Назарий с печалью отходит от него. А ведь он прав. Прав во всем. Он делает все, что может, чтобы выжить, глушит себя работой, не обращая внимания на то, кому достаются ее результаты, и просто живет одним днем. Может, потому, что у него нет будущего. И даже его привязанность к Назарию ничего не дает, ведь невозможно поменять отца, как и изменить прошлое.
Все было бы проще, если бы ему можно было сделать пластическую операцию. Но где взять деньги? Оттого он и сидит в четырех стенах, редко выходит, да что и говорить – он пропадет один. Его нигде не примут, и он сам не пойдет к людям за помощью. Поэтому и держится за то, что имеет.

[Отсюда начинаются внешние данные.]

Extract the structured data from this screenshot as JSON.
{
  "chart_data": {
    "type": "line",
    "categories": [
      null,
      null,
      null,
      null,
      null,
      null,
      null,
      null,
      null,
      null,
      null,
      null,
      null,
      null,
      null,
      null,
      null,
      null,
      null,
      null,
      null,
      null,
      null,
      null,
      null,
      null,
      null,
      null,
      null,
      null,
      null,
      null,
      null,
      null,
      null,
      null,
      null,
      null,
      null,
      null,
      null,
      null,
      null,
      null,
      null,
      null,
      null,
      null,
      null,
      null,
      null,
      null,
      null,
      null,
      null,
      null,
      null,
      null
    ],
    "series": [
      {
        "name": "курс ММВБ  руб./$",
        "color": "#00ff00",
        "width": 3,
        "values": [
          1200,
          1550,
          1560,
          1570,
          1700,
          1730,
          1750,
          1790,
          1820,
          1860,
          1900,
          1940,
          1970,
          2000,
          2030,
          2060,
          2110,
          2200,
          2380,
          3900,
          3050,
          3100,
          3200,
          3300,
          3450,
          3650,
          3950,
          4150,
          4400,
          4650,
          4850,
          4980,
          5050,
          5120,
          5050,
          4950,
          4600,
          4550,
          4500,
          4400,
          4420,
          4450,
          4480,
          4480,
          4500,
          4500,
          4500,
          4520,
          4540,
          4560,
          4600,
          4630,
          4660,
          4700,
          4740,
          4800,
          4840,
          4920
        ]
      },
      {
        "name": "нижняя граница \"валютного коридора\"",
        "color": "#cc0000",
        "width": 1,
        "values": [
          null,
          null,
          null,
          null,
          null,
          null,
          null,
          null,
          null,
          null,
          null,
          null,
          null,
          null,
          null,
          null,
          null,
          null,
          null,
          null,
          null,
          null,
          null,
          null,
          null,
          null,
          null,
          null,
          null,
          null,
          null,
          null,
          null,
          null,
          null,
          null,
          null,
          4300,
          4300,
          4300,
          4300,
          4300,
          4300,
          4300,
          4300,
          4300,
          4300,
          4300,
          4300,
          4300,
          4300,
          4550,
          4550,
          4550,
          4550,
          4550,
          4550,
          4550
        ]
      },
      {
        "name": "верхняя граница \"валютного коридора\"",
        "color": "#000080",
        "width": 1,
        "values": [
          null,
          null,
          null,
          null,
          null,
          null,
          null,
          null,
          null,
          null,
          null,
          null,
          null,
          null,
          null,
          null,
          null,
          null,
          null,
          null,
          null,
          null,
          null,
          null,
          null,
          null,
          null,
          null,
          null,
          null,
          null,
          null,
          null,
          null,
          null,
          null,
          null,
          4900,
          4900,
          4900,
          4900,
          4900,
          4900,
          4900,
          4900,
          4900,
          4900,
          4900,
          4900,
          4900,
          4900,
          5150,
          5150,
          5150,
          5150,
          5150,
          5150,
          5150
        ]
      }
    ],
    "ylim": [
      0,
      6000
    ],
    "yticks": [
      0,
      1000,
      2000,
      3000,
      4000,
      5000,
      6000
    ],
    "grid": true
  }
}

Уходя, Назарий внутри себя искренне и безотчетно завидует детям, которые живут в детском доме. У них, по крайне мере, есть выбор.
7 глава
Вернувшись домой, Назарий застает отца в холле. Ну почему тот как всегда не вовремя появляется перед ним! Будто нарочно подкарауливает момент. Отец может по глазам распознать, где он только что был. В лучшем случае начнет говорить какие-то гадости, а в худшем – снова грозиться выгнать Фролыча из его квартиры.
В руке у отца рамка с фотографией. Он смотрит в нее и как будто бы ничего не замечает. Даже когда Назарий случайно задевает ногой полку для обуви, и та неприятно дребезжит, тот не поворачивает головы.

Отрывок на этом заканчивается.